Salesmen! Travel tickets! Shoe shining! The entry for oxygen is an even-more absurd 192 words long: “a nonmetallic chiefly bivalent element that is normally a colorless odorless tasteless nonflammable diatomic gas slightly soluble in water, that is the most abundant of the elements on earth occurring uncombined in air to the extent …” Take a breath and chuckle. But Merriam’s Stamper says that oxygen helped her get inside the minds of her defining predecessors.

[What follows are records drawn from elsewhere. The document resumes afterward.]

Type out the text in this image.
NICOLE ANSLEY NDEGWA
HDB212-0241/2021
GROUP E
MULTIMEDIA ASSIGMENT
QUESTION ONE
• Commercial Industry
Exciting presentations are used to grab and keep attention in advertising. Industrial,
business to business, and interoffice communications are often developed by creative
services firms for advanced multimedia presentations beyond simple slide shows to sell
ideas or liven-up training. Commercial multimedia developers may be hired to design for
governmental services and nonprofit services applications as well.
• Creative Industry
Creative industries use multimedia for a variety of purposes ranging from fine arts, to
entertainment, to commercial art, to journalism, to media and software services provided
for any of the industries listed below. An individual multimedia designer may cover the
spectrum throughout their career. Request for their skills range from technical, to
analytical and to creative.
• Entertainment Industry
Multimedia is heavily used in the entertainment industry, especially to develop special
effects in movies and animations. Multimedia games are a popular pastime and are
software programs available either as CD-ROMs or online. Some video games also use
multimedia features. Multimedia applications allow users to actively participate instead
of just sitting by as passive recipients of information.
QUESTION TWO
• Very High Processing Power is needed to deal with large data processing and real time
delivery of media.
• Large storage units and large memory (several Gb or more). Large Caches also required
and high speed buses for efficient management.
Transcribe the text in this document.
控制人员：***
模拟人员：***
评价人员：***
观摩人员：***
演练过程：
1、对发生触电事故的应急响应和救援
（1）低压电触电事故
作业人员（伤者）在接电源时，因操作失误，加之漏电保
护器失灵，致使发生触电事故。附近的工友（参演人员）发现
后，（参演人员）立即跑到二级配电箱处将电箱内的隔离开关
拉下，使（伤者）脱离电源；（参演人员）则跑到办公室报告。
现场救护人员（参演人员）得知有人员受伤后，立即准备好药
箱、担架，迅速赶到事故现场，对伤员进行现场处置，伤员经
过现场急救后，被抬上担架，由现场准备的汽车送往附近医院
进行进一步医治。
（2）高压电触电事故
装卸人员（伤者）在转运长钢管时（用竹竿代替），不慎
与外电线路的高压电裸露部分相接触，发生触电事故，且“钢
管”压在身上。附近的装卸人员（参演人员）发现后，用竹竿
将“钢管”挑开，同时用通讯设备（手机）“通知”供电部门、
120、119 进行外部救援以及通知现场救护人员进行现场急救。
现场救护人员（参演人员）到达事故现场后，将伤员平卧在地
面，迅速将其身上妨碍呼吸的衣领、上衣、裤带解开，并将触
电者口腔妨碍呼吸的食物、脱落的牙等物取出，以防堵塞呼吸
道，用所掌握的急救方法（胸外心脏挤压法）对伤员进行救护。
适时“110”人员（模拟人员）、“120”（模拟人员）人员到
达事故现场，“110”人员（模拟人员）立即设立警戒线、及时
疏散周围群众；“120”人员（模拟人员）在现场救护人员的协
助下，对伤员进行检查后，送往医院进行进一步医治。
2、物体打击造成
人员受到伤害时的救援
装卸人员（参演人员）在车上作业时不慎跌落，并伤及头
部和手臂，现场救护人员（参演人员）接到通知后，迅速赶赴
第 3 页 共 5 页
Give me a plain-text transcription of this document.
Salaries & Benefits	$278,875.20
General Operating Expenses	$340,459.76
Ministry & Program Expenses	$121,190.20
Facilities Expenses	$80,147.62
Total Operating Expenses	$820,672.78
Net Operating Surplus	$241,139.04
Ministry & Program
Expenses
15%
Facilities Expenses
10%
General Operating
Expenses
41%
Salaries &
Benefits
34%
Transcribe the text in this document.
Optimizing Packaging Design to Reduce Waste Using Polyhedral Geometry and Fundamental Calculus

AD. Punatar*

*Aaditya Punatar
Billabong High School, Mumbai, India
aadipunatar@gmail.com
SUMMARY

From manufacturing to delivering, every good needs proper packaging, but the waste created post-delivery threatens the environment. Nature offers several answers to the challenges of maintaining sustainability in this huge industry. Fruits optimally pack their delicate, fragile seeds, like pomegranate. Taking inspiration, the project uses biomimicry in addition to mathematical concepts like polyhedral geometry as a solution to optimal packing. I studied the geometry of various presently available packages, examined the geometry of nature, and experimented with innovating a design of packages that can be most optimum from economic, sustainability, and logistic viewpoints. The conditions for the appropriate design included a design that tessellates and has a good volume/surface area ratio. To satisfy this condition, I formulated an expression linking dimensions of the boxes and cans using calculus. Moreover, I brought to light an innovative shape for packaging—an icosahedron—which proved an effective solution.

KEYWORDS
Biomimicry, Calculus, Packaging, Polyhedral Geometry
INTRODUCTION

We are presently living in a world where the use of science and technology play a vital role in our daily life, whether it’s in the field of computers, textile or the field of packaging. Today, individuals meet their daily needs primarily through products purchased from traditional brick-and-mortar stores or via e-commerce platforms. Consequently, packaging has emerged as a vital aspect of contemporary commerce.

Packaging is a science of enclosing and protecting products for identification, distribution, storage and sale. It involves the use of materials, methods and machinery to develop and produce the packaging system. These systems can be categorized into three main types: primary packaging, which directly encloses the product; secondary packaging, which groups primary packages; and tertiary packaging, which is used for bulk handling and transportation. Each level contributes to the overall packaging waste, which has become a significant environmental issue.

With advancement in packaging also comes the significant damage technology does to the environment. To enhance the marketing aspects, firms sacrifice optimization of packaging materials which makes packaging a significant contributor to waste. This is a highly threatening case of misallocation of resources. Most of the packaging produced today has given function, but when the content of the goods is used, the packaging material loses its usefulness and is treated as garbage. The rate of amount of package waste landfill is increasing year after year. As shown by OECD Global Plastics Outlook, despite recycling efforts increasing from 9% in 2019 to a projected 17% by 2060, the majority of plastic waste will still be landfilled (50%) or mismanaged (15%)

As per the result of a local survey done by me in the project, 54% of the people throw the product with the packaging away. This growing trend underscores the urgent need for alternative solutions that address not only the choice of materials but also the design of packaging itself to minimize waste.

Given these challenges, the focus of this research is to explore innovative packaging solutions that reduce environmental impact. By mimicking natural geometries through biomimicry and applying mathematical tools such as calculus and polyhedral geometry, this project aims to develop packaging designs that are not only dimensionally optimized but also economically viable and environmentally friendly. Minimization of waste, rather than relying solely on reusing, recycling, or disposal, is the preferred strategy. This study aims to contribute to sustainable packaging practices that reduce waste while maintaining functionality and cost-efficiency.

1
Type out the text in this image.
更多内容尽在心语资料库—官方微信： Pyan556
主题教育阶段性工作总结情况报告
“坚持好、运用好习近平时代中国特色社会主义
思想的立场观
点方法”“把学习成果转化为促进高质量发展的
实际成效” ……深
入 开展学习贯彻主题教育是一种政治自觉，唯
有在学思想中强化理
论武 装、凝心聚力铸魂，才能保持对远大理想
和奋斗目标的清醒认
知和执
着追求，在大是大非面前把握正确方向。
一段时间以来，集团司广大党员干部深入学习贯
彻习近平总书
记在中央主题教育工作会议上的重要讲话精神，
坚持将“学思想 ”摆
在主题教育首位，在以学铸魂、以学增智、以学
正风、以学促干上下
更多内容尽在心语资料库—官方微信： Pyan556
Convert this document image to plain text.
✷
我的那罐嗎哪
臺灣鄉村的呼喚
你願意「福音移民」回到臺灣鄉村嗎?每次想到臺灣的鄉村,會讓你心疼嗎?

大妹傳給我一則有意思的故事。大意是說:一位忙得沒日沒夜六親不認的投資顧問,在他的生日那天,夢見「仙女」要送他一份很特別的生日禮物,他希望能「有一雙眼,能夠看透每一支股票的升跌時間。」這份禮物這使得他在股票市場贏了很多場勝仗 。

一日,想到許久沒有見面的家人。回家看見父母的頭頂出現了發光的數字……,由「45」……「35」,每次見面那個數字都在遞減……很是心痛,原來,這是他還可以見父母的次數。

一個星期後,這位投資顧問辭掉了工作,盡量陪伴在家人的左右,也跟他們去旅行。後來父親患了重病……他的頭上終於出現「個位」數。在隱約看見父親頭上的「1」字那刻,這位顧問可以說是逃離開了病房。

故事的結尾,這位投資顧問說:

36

“Before I started working on the Unabridged, I was very quick to pooh-pooh that [defining style] as, like, ‘This person is so full of themselves. They think they know everything about oxygen and they’re going to say everything they know about oxygen,’ ” Stamper tells me. “So I read something like oxygen or hotel and they’re still pretty risible, they’re pretty laughable. … But I understand why the definer got to a point in looking at all of the evidence for oxygen, that they felt like, ‘If this is unabridged, then, goddamn it, it’s going to be unabridged.’ ”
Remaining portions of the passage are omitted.